Michel told MEPs that compared to the size of its economy, the EU’s fiscal response to the crisis is greater than the that of the US or China.
EU Commission president Ursula von der Leyen tried to quell criticism by MEPs by saying the parliament will have a say in the distribution of the recovery fund. She said the commission is ready for a “regular exchange of views on national plans and implementation”.
MEPs had complained that while EU leaders agreed that even one member state can raise the alarm if another country benefitting from the recovery fund is not implementing reforms, the parliament has no oversight.
Von der Leyen, addressing another key concern of MEPs, said “the big winner is the ‘own resources'” in the deal.
The parliament has long argued for more of these EU-level taxes. Now, EU leaders agreed to a plan on future levies to help repay the joint debt taken on by the commission to finance the recovery.
She said the commission will come forward with a package on digital levies, carbon border-adjustment mechanism and a reform of the Emissions Trading Scheme.
Von der Leyen also stressed that EU funds are now linked to governments observing the rule of law.

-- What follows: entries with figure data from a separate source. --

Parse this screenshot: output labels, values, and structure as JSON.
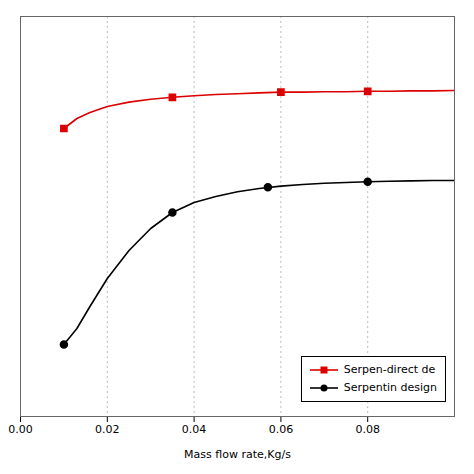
{
  "chart_data": {
    "type": "line",
    "xlabel": "Mass flow rate,Kg/s",
    "xlim": [
      0.0,
      0.1
    ],
    "xticks": [
      {
        "value": 0.0,
        "label": "0.00"
      },
      {
        "value": 0.02,
        "label": "0.02"
      },
      {
        "value": 0.04,
        "label": "0.04"
      },
      {
        "value": 0.06,
        "label": "0.06"
      },
      {
        "value": 0.08,
        "label": "0.08"
      }
    ],
    "ylim": [
      0.0,
      1.0
    ],
    "yticks": [],
    "tick_labels": "x",
    "grid": true,
    "legend": "lower right",
    "series": [
      {
        "name": "Serpen-direct de",
        "color": "#dd0000",
        "marker": "square",
        "x": [
          0.01,
          0.013,
          0.016,
          0.02,
          0.025,
          0.03,
          0.035,
          0.04,
          0.045,
          0.05,
          0.055,
          0.06,
          0.065,
          0.07,
          0.075,
          0.08,
          0.085,
          0.09,
          0.095,
          0.1
        ],
        "values": [
          0.72,
          0.745,
          0.76,
          0.775,
          0.786,
          0.793,
          0.798,
          0.802,
          0.805,
          0.807,
          0.809,
          0.811,
          0.811,
          0.812,
          0.812,
          0.813,
          0.813,
          0.814,
          0.814,
          0.815
        ],
        "marker_x": [
          0.01,
          0.035,
          0.06,
          0.08
        ],
        "marker_values": [
          0.72,
          0.798,
          0.811,
          0.813
        ]
      },
      {
        "name": "Serpentin design",
        "color": "#000000",
        "marker": "circle",
        "x": [
          0.01,
          0.013,
          0.016,
          0.02,
          0.025,
          0.03,
          0.035,
          0.04,
          0.045,
          0.05,
          0.055,
          0.06,
          0.065,
          0.07,
          0.075,
          0.08,
          0.085,
          0.09,
          0.095,
          0.1
        ],
        "values": [
          0.18,
          0.22,
          0.275,
          0.345,
          0.415,
          0.47,
          0.51,
          0.535,
          0.55,
          0.562,
          0.57,
          0.576,
          0.58,
          0.583,
          0.585,
          0.587,
          0.588,
          0.589,
          0.59,
          0.59
        ],
        "marker_x": [
          0.01,
          0.035,
          0.057,
          0.08
        ],
        "marker_values": [
          0.18,
          0.51,
          0.573,
          0.587
        ]
      }
    ]
  }
}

She said the commission will now look into its earlier legislative proposal on the issue, from 2018, and “make sure it is taken forward and improved”.
The agreement by EU leaders on rule of law is not clearly formulated, but the commission’s earlier proposal suggested a stronger instrument that what leaders seemed to have given their blessings on earlier this week at their summit.
The German commission president acknowledged that the deal on the budget might not be ideal, but urged MEPs to approve it quickly.
“This budget is a difficult pill to swallow,” she said, adding that, along with Michel, they prevented further cuts and that the value of EU programmes far outweigh the cuts.
“We are for the moment not ready to swallow the bitter pill you referred to,” retorted Manfred Weber, the leader of the centre-right European People’s Party group in the parliament – the same political family von der Leyen belongs to.
The German MEP pushed back against pressure on the parliament to approve the budget quickly, saying the commission’s proposal has been on the table for two years.
Weber said the budget is “not enough future-oriented”, and pointed to cuts in border control, defence, innovation and health.
Weber said he is concerned over the “rationalisation” of EU recovery funds. “My fear is that it will be spent here and there on national favourites,” he said, adding that it will be then difficult to explain to citizens where is the added value of the EU money.
Weber, whose group counts Hungary’s ruling party among its members – which was a fierce opponent of linking EU funds to the rule of law – urged for a clear instrument on respecting the rule of law.
“We need a roadmap, a clear plan for implementing the principle ‘no money without respecting the EU rules and mechanisms’,” Weber said.
The leader of the Socialist & Democrats group, MEP Iratxe Garcia, said her group does not accept the cuts, pointing to research, the Erasmus study program, digitalisation and humanitarian aid.
Liberal leader Dacian Ciolos also argued that European projects “must not be sacrificed” in favour of cuts.
The majority of MEPs are expected to back a resolution on Thursday outlining their demands in return for accepting the budget.